Performed with Hatch Somerset Art Collective and East Quay Watchet. Benson created her costume and wrote a spoken word piece which she performed in this wearable art fashion show. Benson portrayed the last woodland nymph, who, after humanity has departed will reclaim the planet.
In a performance with fellow artist Tu Pham, Benson played with narrative structure and characterisation. Both Benson and Pham had experienced a loss of cultural and community identity. And so during a symbolic rebirthing ceremony, they celebrated the importance of growth and rediscovering oneself after trauma. They used movement, singing and spoken word. Performed at Kate Howes Studio the work was adapted to the environmental context, sourcing leaves and twigs from the local park.

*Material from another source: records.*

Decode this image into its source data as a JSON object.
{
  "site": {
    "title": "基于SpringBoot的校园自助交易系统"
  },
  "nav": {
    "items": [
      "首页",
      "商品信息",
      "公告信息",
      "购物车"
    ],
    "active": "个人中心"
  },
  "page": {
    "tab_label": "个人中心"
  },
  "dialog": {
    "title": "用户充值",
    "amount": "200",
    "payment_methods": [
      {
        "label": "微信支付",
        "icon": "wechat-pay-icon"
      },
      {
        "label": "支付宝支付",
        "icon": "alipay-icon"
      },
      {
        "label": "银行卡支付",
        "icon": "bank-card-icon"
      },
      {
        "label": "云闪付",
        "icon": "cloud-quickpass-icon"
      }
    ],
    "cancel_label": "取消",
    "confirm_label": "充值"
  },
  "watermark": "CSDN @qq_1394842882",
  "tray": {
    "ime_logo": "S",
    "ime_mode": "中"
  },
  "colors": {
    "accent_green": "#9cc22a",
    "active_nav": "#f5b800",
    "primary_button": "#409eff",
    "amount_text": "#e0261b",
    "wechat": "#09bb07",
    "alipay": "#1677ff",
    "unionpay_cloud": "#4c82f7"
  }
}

Whilst studying at Central Saint Martins, Benson formed a performance partnership with fellow artist Tu Pham. They embarked on a series of performances around the theme of belonging. Coming from different cultural backgrounds and carrying different generational heritage, they found a shared language through movement. Both through Pham’s interest in contact improvisation and singing, and Benson’s background in contemporary dance, they aimed to break down these boundaries of cultural difference. Here the pair performed a chair duet, the chair becoming a tool to mark moments of division, friendship and reconciliation as they fight and then reunite within the space.
For thier second performance, Tu and Benson took on a more public intervention at granary square. Here they improvised to a recorded discussion of what it means to find belonging.
Taking its name from the Serenity Prayer, a prayer often used as part of Alcoholics Anonymous, Benson meditates on the emotional upheaval that comes from family addiction, as well as its interconnections with faith and intimacy. Not simply creating a painted image, but rather through the process of decisive and improvised tasks, she translated memory into something moving and tangible. Painting with a variety of materials from wine, ink, sticks and flowers, the performance explored these themes through bodily movement, tactility and these interactions between the self and the symbol.
Benson worked with LUVA gallery to present a one-night exhibition celebrating the return to the studio post-lockdown, with an emphasis on process. With this in mind, the artists decided to use the night to stage individual performances which demonstrated their varying artistic processes. At the end of the night, all 3 gallery walls were covered. This would inevitably be painted over before the next show, the focus being on the process and not the final outcome.